Diyanet İşleri Başkanlığı Din İşleri Yüksek Kurulu Üyesi İdris Bozkurt, kurumunun kanalında "Diyanet'e Soralım" adlı bir programda torpille işe girme hususunda sorulan bir soruya, "Hak etmediği işe girmesi kul hakkıdır. Bu tasvip edeceği bir şey değil. Fakat girdikten sonra emek verdi ve onun karşılığında da bir kazanç elde etti. Onu ayrı tutmak lazım. Yani işe girdikten sonra elde edeceğimiz kazanç tamamen meşrudur. Oradan elde edilen kazancın, işe girme sebebimizle farklı tutmamız lazım. Yani elde edilen kazanç helaldir" diye cevap vermesini nasıl yorumlayabilirsiniz.

Gelin yine aynı kurum çalışanları üzerinden yapılan ilginç bir ankete bakalım. Memur-Sen'e bağlı Diyanet-Sen'in Diyanet İşleri Başkanı Ali Erbaş'a sunduğu rapora kaynaklık eden ankette; başkanlık personelinin yüzde 80'i Diyanet'te torpil ve kayırmacılık olduğunu düşünüyormuş.

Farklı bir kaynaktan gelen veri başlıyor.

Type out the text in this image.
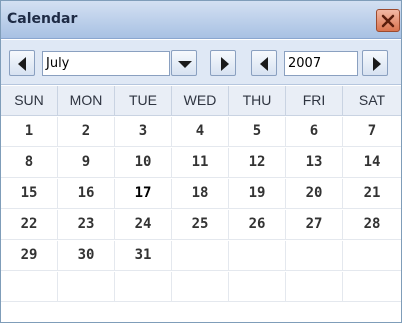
Calendar
July	2007
SUN	MON	TUE	WED	THU	FRI	SAT
1	2	3	4	5	6	7
8	9	10	11	12	13	14
15	16	17	18	19	20	21
22	23	24	25	26	27	28
29	30	31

Ankete ve rapora ilişkin yapılan habere göre, ankete 6 bin 406 kişi katılmış ve kurumda torpil yok diyen sadece yüzde 7, geriye kalan ise yüzde 13'lük kararsızlar.

Aynı anketin ilginç sonuçlarından bir diğeri de ankete katılanların yüzde 85'i Türkiye'de dini duyarlılıkların beş yıl öncesine oranla azaldığını belirtiyor.

Şaşıracak bir şey yok. İneği çalmak haram ama sütü helal, derseniz olacağı bu. Siz bir harama gözünüzü, vicdanınızı kapatın, az sıkın dişinizi gerisi helaldir sorun yok, derseniz varacağınız yer bu.